72 Chapter 3: Mobile IP Security
Authentication Response Extension
The authentication response extension carries the authenticator value computed over the RRQ
using MS CHAPv2 and a hash of the user password. This provides the bootstrap authentication
that authenticates the initial RRQ from which the dynamic Mobile Node-Home Agent keys can
be derived. This extension is mandatory but is only used in the initial RRQ. After the session
keys have been derived, they are used in the MHAE to authenticate registration update
While not related to the derivation or distribution of security associations, four more extensions
are deﬁned as part of Cisco Dynamic security association and Key Distribution to facilitate the
zero-conﬁguration client solution. These extensions are as follows:
• The Home network preﬁx extension allows the Home Agent to inform the Mobile Node
of the preﬁx or netmask that should be used with the assigned home address.
• The Domain Name System (DNS) server extensions provide the Mobile Node with DNS
servers it should use during the session.
• The DHCP server extension and the DHCP client identiﬁer extension are optional
parameters that allow the Mobile Node to acquire conﬁguration options from and
maintain a lease with the DHCP.
Beyond the basic concepts of authentication and authorization, location privacy often comes up
in Mobile IPSec discussions. The concern is that the Mobile IP registration process divulges too
much information about the location, both physically and logically, of a Mobile Node, its home
network, and as such, the person to whom the Mobile Node belongs.

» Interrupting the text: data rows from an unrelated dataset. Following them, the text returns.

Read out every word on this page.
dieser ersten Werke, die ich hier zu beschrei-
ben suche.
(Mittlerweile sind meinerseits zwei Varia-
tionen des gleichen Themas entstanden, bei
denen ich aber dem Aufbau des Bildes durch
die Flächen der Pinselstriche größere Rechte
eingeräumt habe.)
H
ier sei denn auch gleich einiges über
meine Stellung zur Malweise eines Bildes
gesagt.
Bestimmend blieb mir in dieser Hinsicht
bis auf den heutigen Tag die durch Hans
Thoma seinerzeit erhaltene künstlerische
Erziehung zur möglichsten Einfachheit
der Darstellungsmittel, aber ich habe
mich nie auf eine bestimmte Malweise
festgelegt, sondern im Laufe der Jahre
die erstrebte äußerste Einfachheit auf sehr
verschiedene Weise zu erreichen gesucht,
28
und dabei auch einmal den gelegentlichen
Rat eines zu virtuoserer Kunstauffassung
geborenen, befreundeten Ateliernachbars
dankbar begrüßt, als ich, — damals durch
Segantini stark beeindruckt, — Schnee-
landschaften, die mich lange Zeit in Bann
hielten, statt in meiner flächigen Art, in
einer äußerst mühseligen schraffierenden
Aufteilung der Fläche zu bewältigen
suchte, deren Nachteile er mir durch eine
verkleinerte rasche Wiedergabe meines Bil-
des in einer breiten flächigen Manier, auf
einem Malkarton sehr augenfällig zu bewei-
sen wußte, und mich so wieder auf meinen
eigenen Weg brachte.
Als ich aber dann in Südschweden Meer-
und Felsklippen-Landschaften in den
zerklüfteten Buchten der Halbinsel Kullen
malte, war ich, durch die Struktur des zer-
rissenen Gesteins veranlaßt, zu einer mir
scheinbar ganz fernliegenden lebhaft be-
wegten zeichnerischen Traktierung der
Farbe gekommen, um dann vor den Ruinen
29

For example, if a delivery
company has Mobile Nodes in each vehicle, it could easily determine whether a driver had left
his route and gone home for lunch by evaluating the physical location of the CoA used by the
Mobile Node. The Mobile Node might also not want the foreign network to know where the
node is from.
However, the privacy implications in Mobile IP v4 are debatable. Because no support exists for
route optimization, only the operator of the Home Agent has direct access to the CoA
information. It is clearly possible to use a location-discovery mechanism like traceroute to
discover the location of a Mobile Node, but this can be blocked. While location privacy should
be considered when evaluating the security impacts of a Mobile IP solution, these impacts are
rarely formidable enough to preclude deployment.